Emong buys his CH from the public market and prepares them when he gets home. He washes them and removes the leftover blood, if any. He trims off the fat and cuts them to bite-sized pieces using scissors. He uses just the meaty part of the CH. These are offered to the fish, and the rest are stored in separate containers and placed in the freezer for future consumption. Each container has enough CH for one feeding. Thus, he only brings out one container per feeding to thaw.

Emong does not feed his fish every day. “The frequency of feeding depends on how much I give them. But the usual is that I feed with one or two days’ interval between feedings. I just feed them enough; I avoid overfeeding them.”

While CH is the staple food for Emong’s fish, he does not exclusively offer them CH. On occasions when market prawn or fish are in the kitchen, he offers these as well. “If my mom cooks prawn or salmon for dinner, before these are prepared for cooking, I slice off a few pieces and give these to my fish as treat.”

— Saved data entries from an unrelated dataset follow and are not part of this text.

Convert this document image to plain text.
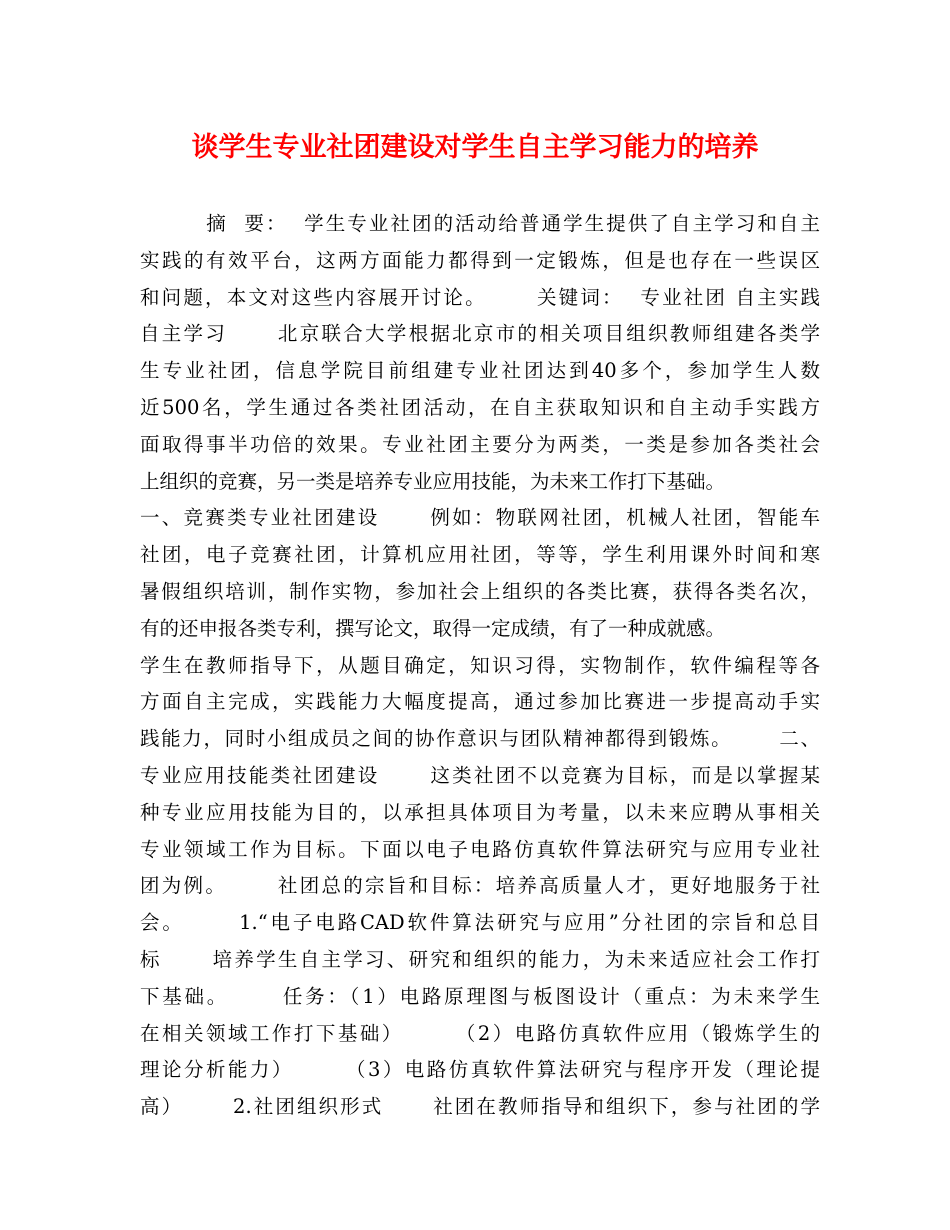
谈学生专业社团建设对学生自主学习能力的培养

摘  要：  学生专业社团的活动给普通学生提供了自主学习和自主

实践的有效平台，这两方面能力都得到一定锻炼，但是也存在一些误区

和问题，本文对这些内容展开讨论。      关键词：  专业社团 自主实践

自主学习      北京联合大学根据北京市的相关项目组织教师组建各类学

生专业社团，信息学院目前组建专业社团达到40多个，参加学生人数

近500名，学生通过各类社团活动，在自主获取知识和自主动手实践方

面取得事半功倍的效果。专业社团主要分为两类，一类是参加各类社会

上组织的竞赛，另一类是培养专业应用技能，为未来工作打下基础。

一、竞赛类专业社团建设      例如：物联网社团，机械人社团，智能车

社团，电子竞赛社团，计算机应用社团，等等，学生利用课外时间和寒

暑假组织培训，制作实物，参加社会上组织的各类比赛，获得各类名次，

有的还申报各类专利，撰写论文，取得一定成绩，有了一种成就感。

学生在教师指导下，从题目确定，知识习得，实物制作，软件编程等各

方面自主完成，实践能力大幅度提高，通过参加比赛进一步提高动手实

践能力，同时小组成员之间的协作意识与团队精神都得到锻炼。      二、

专业应用技能类社团建设      这类社团不以竞赛为目标，而是以掌握某

种专业应用技能为目的，以承担具体项目为考量，以未来应聘从事相关

专业领域工作为目标。下面以电子电路仿真软件算法研究与应用专业社

团为例。      社团总的宗旨和目标：培养高质量人才，更好地服务于社

会。      1.“电子电路CAD软件算法研究与应用”分社团的宗旨和总目

标      培养学生自主学习、研究和组织的能力，为未来适应社会工作打

下基础。      任务：（1）电路原理图与板图设计（重点：为未来学生

在相关领域工作打下基础）      （2）电路仿真软件应用（锻炼学生的

理论分析能力）      （3）电路仿真软件算法研究与程序开发（理论提

高）      2.社团组织形式      社团在教师指导和组织下，参与社团的学
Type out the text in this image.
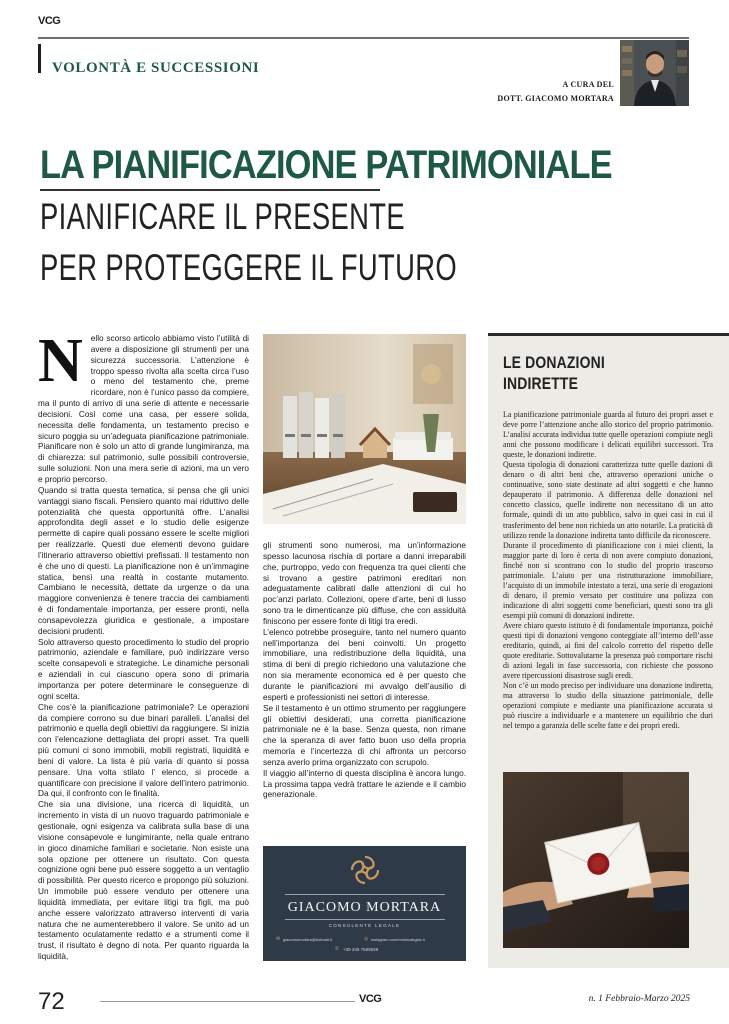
VCG
VOLONTÀ E SUCCESSIONI
A CURA DEL
DOTT. GIACOMO MORTARA
LA PIANIFICAZIONE PATRIMONIALE
PIANIFICARE IL PRESENTE
PER PROTEGGERE IL FUTURO
N ello scorso articolo abbiamo visto l’utilità di avere a disposizione gli strumenti per una sicurezza successoria. L’attenzione è troppo spesso rivolta alla scelta circa l’uso o meno del testamento che, preme ricordare, non è l’unico passo da compiere, ma il punto di arrivo di una serie di attente e necessarie decisioni. Così come una casa, per essere solida, necessita delle fondamenta, un testamento preciso e sicuro poggia su un’adeguata pianificazione patrimoniale. Pianificare non è solo un atto di grande lungimiranza, ma di chiarezza: sul patrimonio, sulle possibili controversie, sulle soluzioni. Non una mera serie di azioni, ma un vero e proprio percorso.

Quando si tratta questa tematica, si pensa che gli unici vantaggi siano fiscali. Pensiero quanto mai riduttivo delle potenzialità che questa opportunità offre. L’analisi approfondita degli asset e lo studio delle esigenze permette di capire quali possano essere le scelte migliori per realizzarle. Questi due elementi devono guidare l’itinerario attraverso obiettivi prefissati. Il testamento non è che uno di questi. La pianificazione non è un’immagine statica, bensì una realtà in costante mutamento. Cambiano le necessità, dettate da urgenze o da una maggiore convenienza è tenere traccia dei cambiamenti è di fondamentale importanza, per essere pronti, nella consapevolezza giuridica e gestionale, a impostare decisioni prudenti.

Solo attraverso questo procedimento lo studio del proprio patrimonio, aziendale e familiare, può indirizzare verso scelte consapevoli e strategiche. Le dinamiche personali e aziendali in cui ciascuno opera sono di primaria importanza per potere determinare le conseguenze di ogni scelta.

Che cos’è la pianificazione patrimoniale? Le operazioni da compiere corrono su due binari paralleli. L’analisi del patrimonio e quella degli obiettivi da raggiungere. Si inizia con l’elencazione dettagliata dei propri asset. Tra quelli più comuni ci sono immobili, mobili registrati, liquidità e beni di valore. La lista è più varia di quanto si possa pensare. Una volta stilato l’ elenco, si procede a quantificare con precisione il valore dell’intero patrimonio. Da qui, il confronto con le finalità.

Che sia una divisione, una ricerca di liquidità, un incremento in vista di un nuovo traguardo patrimoniale e gestionale, ogni esigenza va calibrata sulla base di una visione consapevole e lungimirante, nella quale entrano in gioco dinamiche familiari e societarie. Non esiste una sola opzione per ottenere un risultato. Con questa cognizione ogni bene può essere soggetto a un ventaglio di possibilità. Per questo ricerco e propongo più soluzioni. Un immobile può essere venduto per ottenere una liquidità immediata, per evitare litigi tra figli, ma può anche essere valorizzato attraverso interventi di varia natura che ne aumenterebbero il valore. Se unito ad un testamento oculatamente redatto e a strumenti come il trust, il risultato è degno di nota. Per quanto riguarda la liquidità,

gli strumenti sono numerosi, ma un’informazione spesso lacunosa rischia di portare a danni irreparabili che, purtroppo, vedo con frequenza tra quei clienti che si trovano a gestire patrimoni ereditari non adeguatamente calibrati dalle attenzioni di cui ho poc’anzi parlato. Collezioni, opere d’arte, beni di lusso sono tra le dimenticanze più diffuse, che con assiduità finiscono per essere fonte di litigi tra eredi.

L’elenco potrebbe proseguire, tanto nel numero quanto nell’importanza dei beni coinvolti. Un progetto immobiliare, una redistribuzione della liquidità, una stima di beni di pregio richiedono una valutazione che non sia meramente economica ed è per questo che durante le pianificazioni mi avvalgo dell’ausilio di esperti e professionisti nei settori di interesse.

Se il testamento è un ottimo strumento per raggiungere gli obiettivi desiderati, una corretta pianificazione patrimoniale ne è la base. Senza questa, non rimane che la speranza di aver fatto buon uso della propria memoria e l’incertezza di chi affronta un percorso senza averlo prima organizzato con scrupolo.

Il viaggio all’interno di questa disciplina è ancora lungo. La prossima tappa vedrà trattare le aziende e il cambio generazionale.

GIACOMO MORTARA
CONSULENTE LEGALE
✉ giacomomortara@hotmail.it	◎ instagram.com/mortarabgiac.it
✆ +39 346 7589528
LE DONAZIONI INDIRETTE

La pianificazione patrimoniale guarda al futuro dei propri asset e deve porre l’attenzione anche allo storico del proprio patrimonio. L’analisi accurata individua tutte quelle operazioni compiute negli anni che possono modificare i delicati equilibri successori. Tra queste, le donazioni indirette.

Questa tipologia di donazioni caratterizza tutte quelle dazioni di denaro o di altri beni che, attraverso operazioni uniche o continuative, sono state destinate ad altri soggetti e che hanno depauperato il patrimonio. A differenza delle donazioni nel concetto classico, quelle indirette non necessitano di un atto formale, quindi di un atto pubblico, salvo in quei casi in cui il trasferimento del bene non richieda un atto notarile. La praticità di utilizzo rende la donazione indiretta tanto difficile da riconoscere.

Durante il procedimento di pianificazione con i miei clienti, la maggior parte di loro è certa di non avere compiuto donazioni, finché non si scontrano con lo studio del proprio trascorso patrimoniale. L’aiuto per una ristrutturazione immobiliare, l’acquisto di un immobile intestato a terzi, una serie di erogazioni di denaro, il premio versato per costituire una polizza con indicazione di altri soggetti come beneficiari, questi sono tra gli esempi più comuni di donazioni indirette.

Avere chiaro questo istituto è di fondamentale importanza, poiché questi tipi di donazioni vengono conteggiate all’interno dell’asse ereditario, quindi, ai fini del calcolo corretto del rispetto delle quote ereditarie. Sottovalutarne la presenza può comportare rischi di azioni legali in fase successoria, con richieste che possono avere ripercussioni disastrose sugli eredi.

Non c’è un modo preciso per individuare una donazione indiretta, ma attraverso lo studio della situazione patrimoniale, delle operazioni compiute e mediante una pianificazione accurata si può riuscire a individuarle e a mantenere un equilibrio che duri nel tempo a garanzia delle scelte fatte e dei propri eredi.

72	VCG	n. 1 Febbraio-Marzo 2025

It is a known fact that Datnioides tigerfish prefer eating live fish, and are difficult to wean off live food. With perseverance, Emong was able to offer CH to his tigerfish. His collection of Datnioides tigerfish is one that other fishkeepers may be envious of. They are big and healthy, and he seems successful with his CH diet. “Based on my experience, I see the fish grow very fast and their bodies have a good shape if they are on the CH diet. My fishes have been eating CH for the past two years; they seem healthy, and I don’t find any issues with feeding them CH.”

Conclusion

JC and Emong are just two fishkeepers who offer chicken to their fish as an alternative to the commercial food available in the market. I am sure there are many more who do so and are equally successful. What is deemed taboo for some may be perfectly fine for others. As Emong simply puts it, “In my opinion, any type of edible meat like chicken heart, beef heart, frogs, lizards, and rats can be fed to your carnivorous fish as long as you know how and when to feed them.”

So if chicken is on the menu, why not offer some to your fish? They might like it just as much as you do.

This appeared as “Chicken for Fish?” in Animal Scene’s October 2015 issue.